À SERY, on s’est dit que le projet Nous sommes Granby, inauguré en mai dernier sur la passerelle citoyenne du lac Boivin, était un bon prétexte pour s’intéresser aux immigrants mis en lumière à travers les jolis portraits d’Atelier 19 qui ornent cette traversée. Alors on a lancé quelques hameçons, avec la volonté d’en savoir plus sur ces personnes inspirantes. Plusieurs d’entre elles ont répondu à notre invitation, ravies de pouvoir nous partager un lopin de leur histoire. On commence cette série estivale avec Kateryna Semybratova.
Le jour de notre rencontre, Kateryna est venue avec sa fille Liza, au cas où son français balbutiant ait besoin d’une béquille linguistique. Il n’en fut rien. Les cours de francisation enchaînés au Cégep de Granby ont visiblement porté leurs fruits.
Il faut dire que chez cette mère de deux enfants, les langues étrangères n’ont jamais été un obstacle insurmontable. Dans son pays natal, elle enseignait l’anglais. Du français si cher aux Québécois, elle n’avait conservé que quelques lointains rudiments, appris à une époque où elle était à l’université. Quand il a fallu réapprendre la langue de Molière, elle n’a pas hésité une seconde, consciente que pour s’acclimater et s’intégrer dans son nouvel environnement, il fallait en maîtriser la trame verbale, qui plus est dans un coin d’Amérique du Nord où le français est bien plus qu’une lubie : une question de survie.
Je suis une linguiste. Pour moi c’est naturel de parler la langue des gens du pays où je suis.
Pour lire l’article sur l’inauguration de la passerelle de la diversité
METTRE SES ENFANTS À L’ABRI
Kateryna est ukrainienne. Cette origine laisse planer un sous-entendu que le contexte actuel incruste dans le marbre d’une réalité bien lourde à porter. Son arrivée au Canada est le fruit d’une guerre que son peuple n’a pas semée. Comme tant de ses compatriotes, elle a décidé de fuir la terre de ses ancêtres, et plus précisément la ville de Kharkiv, le cœur en charpie, avec pour seule motivation la viscérale volonté de mettre ses deux enfants (Liza et Sasha) à l’abri. Son mari, qui dirigeait une grande entreprise touristique avant le début du conflit, est resté en Ukraine, où il continue de travailler malgré quelques incursions en terre québécoise.
La nouvelle vie de Kateryna et des siens a débuté à Montréal le 14 mai 2022. Une première étape avant d’atterrir à Granby, que le hasard a mis sur leur route. Sur place, la solidarité les a accueillis à bras ouverts, à l’image de cette dame qui leur a trouvé un toit temporaire à Shefford, ou de ce couple d’enseignants retraités qui a donné des cours de français à sa descendance. Kateryna a aussi pu compter sur le soutien de la communauté ukrainienne établie à Granby. La résilience et le courage ont fait le reste.

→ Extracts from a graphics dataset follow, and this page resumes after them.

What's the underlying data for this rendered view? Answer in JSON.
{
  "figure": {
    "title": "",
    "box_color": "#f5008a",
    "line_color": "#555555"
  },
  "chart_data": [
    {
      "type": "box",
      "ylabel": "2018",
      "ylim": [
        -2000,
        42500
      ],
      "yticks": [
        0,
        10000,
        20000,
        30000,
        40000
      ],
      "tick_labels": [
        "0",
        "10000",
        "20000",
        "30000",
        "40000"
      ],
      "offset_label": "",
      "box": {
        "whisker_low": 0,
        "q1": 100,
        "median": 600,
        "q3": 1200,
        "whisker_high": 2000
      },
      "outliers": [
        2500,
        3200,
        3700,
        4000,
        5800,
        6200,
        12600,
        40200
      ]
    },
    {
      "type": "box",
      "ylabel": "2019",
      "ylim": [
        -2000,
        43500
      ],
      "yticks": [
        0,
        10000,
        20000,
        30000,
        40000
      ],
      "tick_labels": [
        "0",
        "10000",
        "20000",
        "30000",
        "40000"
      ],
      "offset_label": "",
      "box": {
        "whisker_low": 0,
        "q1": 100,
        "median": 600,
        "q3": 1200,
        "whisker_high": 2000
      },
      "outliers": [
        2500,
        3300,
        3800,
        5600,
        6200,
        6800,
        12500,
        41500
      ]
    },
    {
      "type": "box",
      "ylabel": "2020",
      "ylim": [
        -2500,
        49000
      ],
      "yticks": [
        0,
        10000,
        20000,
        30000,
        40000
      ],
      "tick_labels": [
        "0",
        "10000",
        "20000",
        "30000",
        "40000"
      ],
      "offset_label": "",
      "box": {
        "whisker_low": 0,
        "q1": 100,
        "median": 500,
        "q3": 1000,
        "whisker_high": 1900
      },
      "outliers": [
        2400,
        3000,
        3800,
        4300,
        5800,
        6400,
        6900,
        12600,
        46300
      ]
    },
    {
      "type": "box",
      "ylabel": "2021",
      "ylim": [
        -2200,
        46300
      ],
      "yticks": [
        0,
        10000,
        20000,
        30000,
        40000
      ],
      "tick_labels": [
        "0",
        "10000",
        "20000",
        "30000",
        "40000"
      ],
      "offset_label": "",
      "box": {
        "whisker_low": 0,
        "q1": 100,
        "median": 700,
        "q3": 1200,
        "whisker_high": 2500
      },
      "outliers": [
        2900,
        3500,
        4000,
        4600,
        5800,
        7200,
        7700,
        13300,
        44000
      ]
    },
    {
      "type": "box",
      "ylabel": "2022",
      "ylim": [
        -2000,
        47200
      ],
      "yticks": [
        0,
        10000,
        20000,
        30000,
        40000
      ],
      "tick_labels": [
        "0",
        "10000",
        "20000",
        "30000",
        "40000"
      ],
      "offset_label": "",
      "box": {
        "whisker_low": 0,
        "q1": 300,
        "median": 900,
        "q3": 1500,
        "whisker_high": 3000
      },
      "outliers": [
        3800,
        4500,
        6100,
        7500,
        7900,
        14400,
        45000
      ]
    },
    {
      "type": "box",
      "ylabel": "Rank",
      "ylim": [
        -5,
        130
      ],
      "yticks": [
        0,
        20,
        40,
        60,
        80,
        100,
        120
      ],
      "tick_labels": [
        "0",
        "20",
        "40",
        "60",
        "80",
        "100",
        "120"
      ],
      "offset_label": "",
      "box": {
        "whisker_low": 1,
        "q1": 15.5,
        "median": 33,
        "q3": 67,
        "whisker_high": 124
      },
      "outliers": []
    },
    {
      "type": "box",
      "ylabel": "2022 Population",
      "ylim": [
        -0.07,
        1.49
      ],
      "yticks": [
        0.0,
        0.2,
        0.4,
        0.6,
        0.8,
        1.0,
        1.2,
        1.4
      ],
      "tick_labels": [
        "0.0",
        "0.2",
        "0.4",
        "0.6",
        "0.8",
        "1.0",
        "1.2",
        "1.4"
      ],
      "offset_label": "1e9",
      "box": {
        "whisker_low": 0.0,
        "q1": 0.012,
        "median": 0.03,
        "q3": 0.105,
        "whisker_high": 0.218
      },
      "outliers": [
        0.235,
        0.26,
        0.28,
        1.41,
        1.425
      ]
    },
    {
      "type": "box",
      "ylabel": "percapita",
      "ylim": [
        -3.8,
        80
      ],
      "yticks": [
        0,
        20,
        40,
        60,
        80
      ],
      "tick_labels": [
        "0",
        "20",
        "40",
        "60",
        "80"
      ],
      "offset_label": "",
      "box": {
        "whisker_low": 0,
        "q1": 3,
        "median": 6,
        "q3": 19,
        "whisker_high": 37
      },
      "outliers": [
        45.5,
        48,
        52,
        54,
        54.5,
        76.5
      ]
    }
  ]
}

Aujourd’hui, elle s’est trouvée un appartement, mais aussi un métier. Femme de ménage dans un hôtel de la ville, Kateryna continue de pratiquer son anglais en assistant des professeurs à l’Académie des langues de Granby. Il lui arrive aussi de prêter main-forte à SERY à titre d’interprète.
VIRÉE XXL
Concernant son futur, elle reconnaît un certain flou. Rester pour toujours au Québec ou repartir un jour en Ukraine ? « C’est une discussion que l’on a souvent avec mon mari. On ne peut pas prévoir quel sera notre avenir. »
En attendant, c’est vers un projet enthousiasmant que la petite famille a le regard tourné. « Le 24 juin, on va quitter le Québec pour un grand voyage de deux mois aux États-Unis et dans l’ouest canadien », révèle Kateryna, impatiente de vivre cette virée avec ses proches. Après ça, il sera temps de renouer avec sa routine à Granby, qu’elle préfère à Montréal. « Je la trouve moins impersonnelle, et puis il y a beaucoup moins de trafic et de bruit! » A ses côtés, sa fille grimace. « Elle n’est pas d’accord. Elle préfère le béton et les villes plus grosses », sourit sa maman.
Qui sait si un jour Liza partira faire sa vie dans la métropole ? Mais là encore, l’avenir le dira. Pour des Ukrainiens suspendus à une guerre dont ils ignorent tout de l’issue, seul le moment présent compte.